While using a low androgen index hormonal birth control can reduce a woman’s chances of triggering female pattern hair loss, it is essential to be aware that even these lower androgen alternatives have been linked to triggering the condition. Since its FDA approval in 1960, oral contraceptives have become one of the most popular forms of birth control used today, with millions of women being prescribed the pill each year in the country.

The “pill” works by suppressing ovulation through the combined actions of estrogen and progestin hormones, or in some cases, progestin alone. However, for women who are predisposed to hormonal-related hair loss or are hypersensitive to hormonal changes in their bodies, hair loss can occur to varying degrees while on the pill or shortly after discontinuing its use.

Recognizing that oral contraceptives are, for the most part, a safe and effective form of birth control, the American Hair Loss Association (AHLA) also acknowledges their other health benefits for some women. Nevertheless, it is crucial, especially for women with a family history of hair loss, to be informed about the potential adverse effects of birth control pills on normal hair growth.
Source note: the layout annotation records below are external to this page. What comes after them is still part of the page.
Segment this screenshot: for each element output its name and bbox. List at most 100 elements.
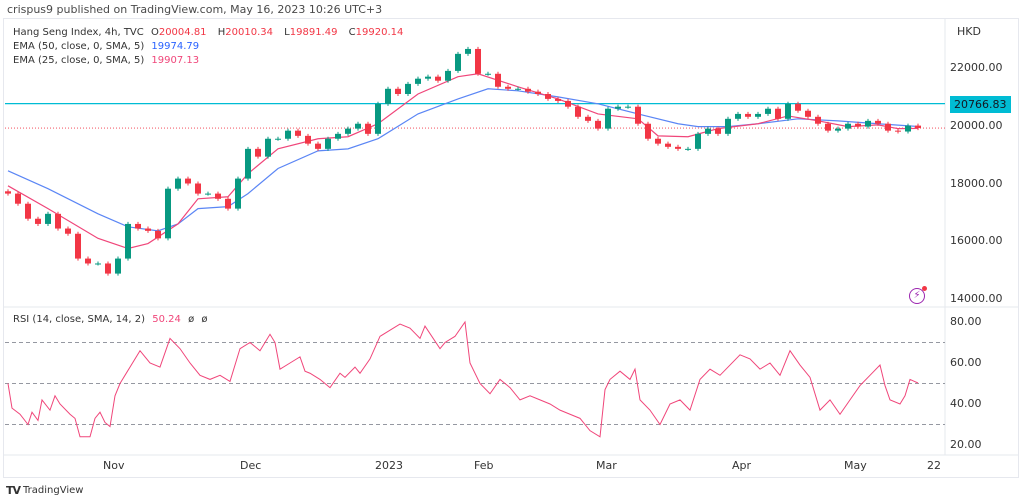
- candle-body: [615, 106, 621, 109]
- candle-body: [365, 123, 371, 134]
- candle-body: [485, 73, 491, 75]
- candle-body: [865, 120, 871, 127]
- candle-body: [305, 135, 311, 144]
- rsi-tick-label: 80.00: [950, 315, 982, 328]
- candle-body: [295, 130, 301, 136]
- candle-body: [715, 128, 721, 134]
- candle-body: [915, 125, 921, 129]
- candle-body: [325, 138, 331, 149]
- candle-body: [575, 106, 581, 117]
- candle-body: [725, 118, 731, 134]
- candle-body: [775, 108, 781, 119]
- currency-label: HKD: [957, 25, 981, 38]
- candle-body: [445, 70, 451, 81]
- candle-body: [195, 183, 201, 194]
- ema25-legend[interactable]: EMA (25, close, 0, SMA, 5) 19907.13: [13, 55, 203, 66]
- candle-body: [705, 128, 711, 134]
- candle-body: [95, 263, 101, 265]
- rsi-legend[interactable]: RSI (14, close, SMA, 14, 2) 50.24 ø ø: [13, 314, 212, 325]
- candle-body: [45, 213, 51, 224]
- horizontal-line-price-tag[interactable]: 20766.83: [950, 96, 1011, 113]
- candle-body: [225, 198, 231, 209]
- candle-body: [235, 178, 241, 209]
- candle-body: [885, 123, 891, 131]
- candle-body: [765, 108, 771, 114]
- candle-body: [265, 138, 271, 157]
- time-tick-label: Mar: [596, 459, 617, 472]
- candle-body: [805, 110, 811, 117]
- candle-body: [795, 103, 801, 111]
- price-tick-label: 18000.00: [950, 176, 1003, 190]
- rsi-extra-2: ø: [201, 314, 208, 325]
- candle-body: [465, 48, 471, 54]
- candle-body: [735, 113, 741, 119]
- candle-body: [635, 106, 641, 124]
- ema25-line: [7, 73, 919, 250]
- candle-body: [85, 258, 91, 264]
- candle-body: [425, 76, 431, 79]
- rsi-tick-label: 60.00: [950, 356, 982, 369]
- close-label: C: [348, 27, 356, 38]
- price-tick-label: 22000.00: [950, 61, 1003, 74]
- time-tick-label: May: [844, 459, 867, 472]
- candle-body: [245, 148, 251, 179]
- candle-body: [825, 123, 831, 131]
- time-tick-label: 22: [927, 459, 941, 472]
- candle-body: [675, 146, 681, 149]
- candle-body: [655, 138, 661, 144]
- candle-body: [595, 120, 601, 129]
- tradingview-logo[interactable]: TV TradingView: [6, 484, 83, 497]
- rsi-label: RSI (14, close, SMA, 14, 2): [13, 314, 146, 325]
- lightning-icon[interactable]: ⚡: [909, 286, 927, 304]
- candle-body: [905, 125, 911, 132]
- candle-body: [175, 178, 181, 189]
- ema50-line: [7, 88, 919, 232]
- candle-body: [75, 233, 81, 259]
- candle-body: [115, 258, 121, 274]
- low-value: 19891.49: [289, 27, 338, 38]
- candle-body: [285, 130, 291, 139]
- candle-body: [525, 88, 531, 92]
- symbol-label: Hang Seng Index, 4h, TVC: [13, 27, 144, 38]
- low-label: L: [284, 27, 290, 38]
- candle-body: [545, 93, 551, 99]
- candle-body: [755, 113, 761, 117]
- ema25-label: EMA (25, close, 0, SMA, 5): [13, 55, 145, 66]
- published-caption: crispus9 published on TradingView.com, M…: [7, 3, 383, 16]
- candle-body: [375, 103, 381, 134]
- candle-body: [185, 178, 191, 184]
- time-tick-label: Nov: [103, 459, 125, 472]
- price-tick-label: 14000.00: [950, 292, 1003, 305]
- candle-body: [125, 223, 131, 259]
- price-tick-label: 20000.00: [950, 118, 1003, 132]
- high-label: H: [217, 27, 226, 38]
- candle-body: [475, 48, 481, 74]
- ema25-value: 19907.13: [151, 55, 200, 66]
- candle-body: [155, 230, 161, 239]
- candle-body: [785, 103, 791, 119]
- candle-body: [555, 98, 561, 101]
- candle-body: [685, 148, 691, 150]
- main-legend: Hang Seng Index, 4h, TVC O20004.81 H2001…: [13, 27, 411, 38]
- candle-body: [275, 138, 281, 140]
- candle-body: [165, 188, 171, 239]
- candle-body: [5, 191, 11, 194]
- candle-body: [815, 116, 821, 124]
- open-label: O: [150, 27, 159, 38]
- candle-body: [435, 76, 441, 81]
- time-tick-label: 2023: [375, 459, 403, 472]
- candle-body: [625, 106, 631, 108]
- ema50-legend[interactable]: EMA (50, close, 0, SMA, 5) 19974.79: [13, 41, 203, 52]
- time-tick-label: Feb: [474, 459, 494, 472]
- high-value: 20010.34: [225, 27, 273, 38]
- candle-body: [105, 263, 111, 274]
- candle-body: [215, 193, 221, 199]
- open-value: 20004.81: [158, 27, 207, 38]
- candle-body: [345, 128, 351, 134]
- candle-body: [455, 53, 461, 71]
- candle-body: [855, 123, 861, 127]
- candle-body: [495, 73, 501, 87]
- candle-body: [895, 130, 901, 132]
- rsi-tick-label: 40.00: [950, 397, 982, 410]
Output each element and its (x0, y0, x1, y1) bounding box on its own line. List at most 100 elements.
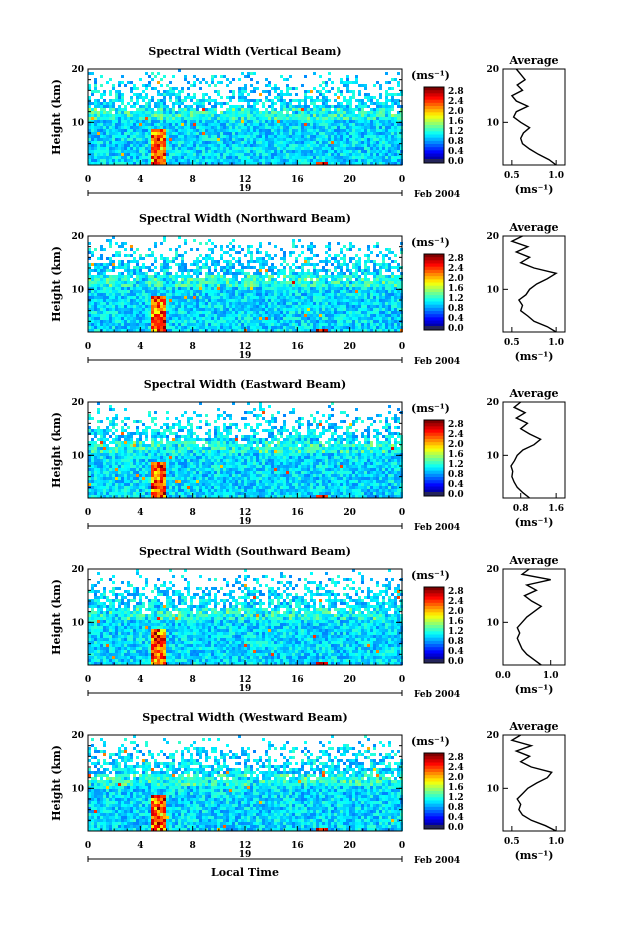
colorbar-swatch (424, 461, 444, 465)
x-tick-label: 20 (343, 675, 356, 685)
x-tick-label: 0 (85, 675, 91, 685)
profile-x-label: (ms⁻¹) (515, 183, 554, 196)
colorbar-swatch (424, 606, 444, 610)
colorbar-tick-label: 2.4 (448, 763, 464, 773)
colorbar-swatch (424, 289, 444, 293)
profile-y-tick-label: 20 (486, 398, 499, 408)
colorbar-swatch (424, 603, 444, 607)
colorbar-swatch (424, 283, 444, 287)
colorbar-swatch (424, 616, 444, 620)
colorbar-tick-label: 1.6 (448, 117, 464, 127)
colorbar-swatch (424, 144, 444, 148)
colorbar-tick-label: 0.4 (448, 813, 464, 823)
colorbar-swatch (424, 430, 444, 434)
profile-x-tick-label: 1.0 (548, 837, 564, 847)
x-axis-label: Local Time (0, 866, 490, 879)
colorbar-swatch (424, 147, 444, 151)
colorbar-swatch (424, 769, 444, 773)
colorbar-swatch (424, 420, 444, 424)
x-tick-label: 20 (343, 175, 356, 185)
profile-title: Average (508, 554, 558, 567)
colorbar-swatch (424, 647, 444, 651)
x-tick-label: 20 (343, 841, 356, 851)
colorbar-swatch (424, 442, 444, 446)
colorbar-swatch (424, 311, 444, 315)
colorbar-tick-label: 1.2 (448, 127, 464, 137)
profile-title: Average (508, 221, 558, 234)
colorbar-tick-label: 2.8 (448, 753, 464, 763)
colorbar-swatch (424, 128, 444, 132)
colorbar-swatch (424, 612, 444, 616)
panel-title: Spectral Width (Vertical Beam) (148, 45, 341, 58)
x-tick-label: 0 (85, 342, 91, 352)
colorbar-unit: (ms⁻¹) (411, 236, 450, 249)
x-tick-label: 8 (190, 675, 196, 685)
colorbar-tick-label: 0.8 (448, 803, 464, 813)
profile-x-tick-label: 0.5 (504, 338, 520, 348)
colorbar-tick-label: 0.8 (448, 470, 464, 480)
colorbar-tick-label: 2.8 (448, 587, 464, 597)
colorbar-swatch (424, 267, 444, 271)
profile-line (512, 236, 556, 332)
colorbar-tick-label: 2.0 (448, 274, 464, 284)
x-tick-label: 4 (137, 175, 143, 185)
y-tick-label: 10 (71, 618, 84, 628)
colorbar-unit: (ms⁻¹) (411, 402, 450, 415)
colorbar-swatch (424, 820, 444, 824)
colorbar-tick-label: 2.4 (448, 264, 464, 274)
colorbar-tick-label: 1.6 (448, 284, 464, 294)
x-tick-label: 0 (85, 175, 91, 185)
colorbar-swatch (424, 103, 444, 107)
profile-frame (503, 69, 565, 165)
colorbar-swatch (424, 458, 444, 462)
panel-title: Spectral Width (Eastward Beam) (144, 378, 346, 391)
colorbar-swatch (424, 112, 444, 116)
month-label: Feb 2004 (414, 523, 460, 533)
month-label: Feb 2004 (414, 190, 460, 200)
colorbar-swatch (424, 305, 444, 309)
x-tick-label: 8 (190, 342, 196, 352)
colorbar-swatch (424, 600, 444, 604)
colorbar-swatch (424, 775, 444, 779)
colorbar-swatch (424, 772, 444, 776)
colorbar-swatch (424, 587, 444, 591)
colorbar-tick-label: 1.6 (448, 617, 464, 627)
colorbar-swatch (424, 257, 444, 261)
profile-y-tick-label: 10 (486, 618, 499, 628)
colorbar-tick-label: 2.0 (448, 107, 464, 117)
panel-0: Spectral Width (Vertical Beam)2010Height… (50, 45, 565, 200)
y-axis-label: Height (km) (50, 246, 63, 322)
colorbar-swatch (424, 650, 444, 654)
y-axis-label: Height (km) (50, 412, 63, 488)
colorbar-swatch (424, 254, 444, 258)
x-tick-label: 0 (85, 508, 91, 518)
colorbar-swatch (424, 785, 444, 789)
colorbar-swatch (424, 276, 444, 280)
x-tick-label: 0 (399, 675, 405, 685)
profile-x-label: (ms⁻¹) (515, 683, 554, 696)
colorbar-swatch (424, 619, 444, 623)
y-tick-label: 20 (71, 398, 84, 408)
colorbar-swatch (424, 813, 444, 817)
colorbar-swatch (424, 308, 444, 312)
colorbar-swatch (424, 483, 444, 487)
colorbar-swatch (424, 433, 444, 437)
colorbar-swatch (424, 445, 444, 449)
x-tick-label: 8 (190, 841, 196, 851)
colorbar-tick-label: 1.2 (448, 294, 464, 304)
colorbar-swatch (424, 753, 444, 757)
x-tick-label: 4 (137, 675, 143, 685)
panel-title: Spectral Width (Southward Beam) (139, 545, 351, 558)
panel-4: Spectral Width (Westward Beam)2010Height… (50, 711, 565, 866)
colorbar-swatch (424, 436, 444, 440)
profile-x-label: (ms⁻¹) (515, 350, 554, 363)
profile-y-tick-label: 10 (486, 451, 499, 461)
colorbar-swatch (424, 302, 444, 306)
y-axis-label: Height (km) (50, 579, 63, 655)
x-tick-label: 16 (291, 508, 304, 518)
profile-y-tick-label: 10 (486, 784, 499, 794)
colorbar-swatch (424, 597, 444, 601)
colorbar-tick-label: 0.4 (448, 314, 464, 324)
colorbar-tick-label: 0.8 (448, 137, 464, 147)
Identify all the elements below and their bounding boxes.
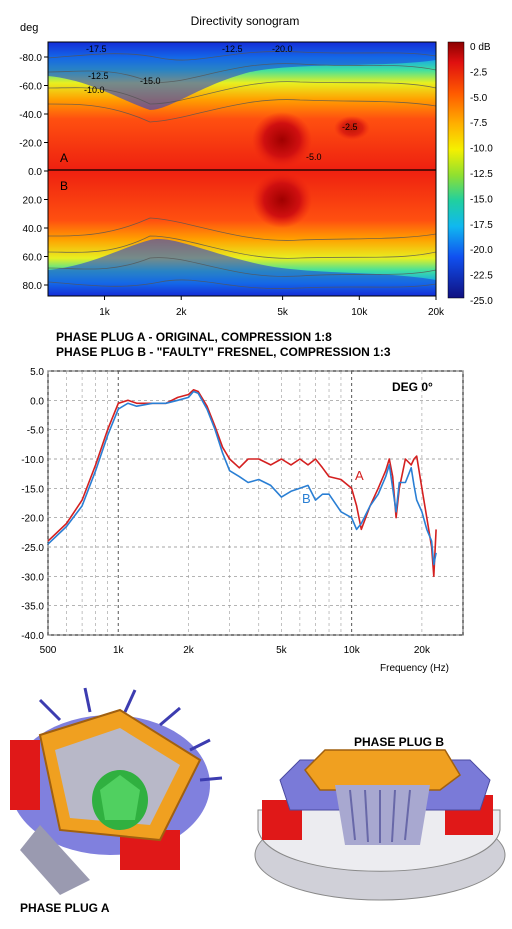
phase-plug-illustrations: PHASE PLUG A PHASE PLUG B (10, 687, 506, 915)
annotation-b: B (302, 491, 311, 506)
sonogram-y-tick: -40.0 (19, 110, 42, 121)
colorbar-tick: -12.5 (470, 169, 493, 180)
y-tick-label: -5.0 (27, 426, 45, 437)
sonogram-x-tick: 2k (176, 307, 188, 318)
x-tick-labels: 500 1k 2k 5k 10k 20k (40, 645, 431, 656)
y-tick-label: 5.0 (30, 367, 44, 378)
sonogram-y-tick: 20.0 (23, 196, 43, 207)
sonogram-x-tick: 1k (99, 307, 111, 318)
sonogram-x-tick: 5k (277, 307, 289, 318)
colorbar-tick: -22.5 (470, 271, 493, 282)
colorbar-tick: -2.5 (470, 67, 488, 78)
y-tick-label: -30.0 (21, 572, 44, 583)
chart-title: DEG 0° (392, 380, 433, 394)
contour-label: -5.0 (306, 152, 322, 162)
phase-plug-a-label: PHASE PLUG A (20, 901, 110, 915)
colorbar (447, 41, 465, 299)
series-line-b (47, 390, 437, 566)
colorbar-tick: -5.0 (470, 93, 488, 104)
phase-plug-b-label: PHASE PLUG B (354, 735, 444, 749)
colorbar-ticks: 0 dB -2.5 -5.0 -7.5 -10.0 -12.5 -15.0 -17.5 -20.… (470, 42, 493, 307)
x-tick-label: 1k (113, 645, 125, 656)
caption-line-2: PHASE PLUG B - "FAULTY" FRESNEL, COMPRES… (56, 345, 391, 359)
y-tick-label: -25.0 (21, 543, 44, 554)
contour-labels: -17.5 -12.5 -10.0 -15.0 -12.5 -20.0 -2.5… (84, 44, 358, 162)
x-tick-label: 20k (414, 645, 431, 656)
colorbar-tick: -15.0 (470, 194, 493, 205)
colorbar-tick: 0 dB (470, 42, 491, 53)
sonogram-y-unit: deg (20, 22, 39, 34)
contour-label: -10.0 (84, 85, 105, 95)
sonogram-plot (48, 42, 436, 296)
annotation-a: A (355, 468, 364, 483)
y-tick-label: 0.0 (30, 396, 44, 407)
sonogram-title: Directivity sonogram (190, 14, 300, 28)
sonogram-x-ticks: 1k 2k 5k 10k 20k (99, 296, 445, 318)
x-tick-label: 2k (183, 645, 195, 656)
sonogram: 0 dB -2.5 -5.0 -7.5 -10.0 -12.5 -15.0 -17.5 -20.… (19, 41, 493, 318)
grid (47, 370, 464, 636)
y-tick-label: -15.0 (21, 484, 44, 495)
contour-label: -15.0 (140, 76, 161, 86)
sonogram-x-tick: 10k (351, 307, 368, 318)
contour-label: -12.5 (88, 71, 109, 81)
sonogram-x-tick: 20k (428, 307, 445, 318)
contour-label: -2.5 (342, 122, 358, 132)
contour-label: -17.5 (86, 44, 107, 54)
contour-label: -12.5 (222, 44, 243, 54)
sonogram-y-tick: 0.0 (28, 167, 42, 178)
series-lines (47, 388, 437, 578)
sonogram-y-tick: 80.0 (23, 281, 43, 292)
sonogram-y-tick: -60.0 (19, 82, 42, 93)
x-axis-label: Frequency (Hz) (380, 663, 449, 674)
colorbar-tick: -25.0 (470, 296, 493, 307)
phase-plug-a-illustration (10, 687, 223, 895)
y-tick-label: -40.0 (21, 631, 44, 642)
caption-line-1: PHASE PLUG A - ORIGINAL, COMPRESSION 1:8 (56, 330, 332, 344)
sonogram-y-tick: -80.0 (19, 53, 42, 64)
sonogram-y-ticks: -80.0 -60.0 -40.0 -20.0 0.0 20.0 40.0 60.0 80.0 (19, 53, 48, 292)
plot-area (47, 370, 464, 636)
region-label-a: A (60, 151, 68, 165)
y-tick-labels: 5.0 0.0 -5.0 -10.0 -15.0 -20.0 -25.0 -30.0 -35.0… (21, 367, 44, 642)
x-tick-label: 500 (40, 645, 57, 656)
colorbar-tick: -7.5 (470, 118, 488, 129)
colorbar-tick: -10.0 (470, 144, 493, 155)
sonogram-y-tick: 40.0 (23, 224, 43, 235)
contour-label: -20.0 (272, 44, 293, 54)
phase-plug-b-illustration (254, 749, 506, 901)
x-tick-label: 5k (276, 645, 288, 656)
y-tick-label: -35.0 (21, 602, 44, 613)
sonogram-y-tick: 60.0 (23, 253, 43, 264)
region-label-b: B (60, 179, 68, 193)
frequency-response-chart: 5.0 0.0 -5.0 -10.0 -15.0 -20.0 -25.0 -30.0 -35.0… (21, 367, 464, 674)
y-tick-label: -10.0 (21, 455, 44, 466)
colorbar-tick: -20.0 (470, 245, 493, 256)
y-tick-label: -20.0 (21, 514, 44, 525)
colorbar-tick: -17.5 (470, 220, 493, 231)
x-tick-label: 10k (344, 645, 361, 656)
sonogram-y-tick: -20.0 (19, 139, 42, 150)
To minimize the risk of hair loss, the AHLA recommends that women interested in using oral contraceptives for contraception opt for low-androgen index birth control pills. However, for those with a strong predisposition for genetic hair loss in their family, the AHLA advises considering non-hormonal forms of birth control.

Below is a list of birth control pills ranked from lowest to highest androgen index:

  • Desogen
  • Ortho-Cept
  • Ortho-Cyclen
  • Ortho Tri-Cyclen
  • Micronor
  • Nor-Q D
  • Ovcon-35
  • Brevicon/Modicon
  • Ortho Norvum 7/7/7
  • Ortho Novum 10-11
  • Tri-Norinyl
  • Norinyl and Ortho 1/35
  • Demulen 1/35
  • Triphasil/Tri-Levien
  • Nordette
  • Lo/Ovral
  • Ovrette
  • Ovral
  • Loestrin1/20
  • Loestrin 1.5/30

It’s essential to remember that any medication or therapy that alters a woman’s hormones, including contraceptives, can potentially trigger hair loss in individuals.

Apart from traditional oral contraceptives, there are other hormonal birth control methods that have the potential to cause or exacerbate hair loss:

Progestin Implants

Small rods, like Norplant, are surgically implanted under the skin (usually on the upper arm), releasing a continuous dose of progestin to prevent ovulation.


An intrauterine device (IUD) is a small, T-shaped piece of plastic inserted into the uterus to provide birth control. The three types of IUDs that use the hormone progestin include Mirena, Skyla, and Liletta. Skyla is the smallest among the progestin IUDs.

Hormone Injections

Progestin injections, such as Depo-Provera, are administered into the muscles of the upper arm or buttocks, preventing ovulation.

Vaginal Ring

The flexible vaginal ring (NuvaRing), approximately 2 inches in diameter, is inserted into the vagina, releasing progestin and estrogen.

Skin Patch

The skin patch, like Ortho Evra, is applied to the shoulder, buttocks, or other locations, continually releasing progestin and estrogen.

When considering any form of hormonal birth control, it’s crucial for women to discuss the potential side effects, including hair loss, with their healthcare providers to make an informed decision.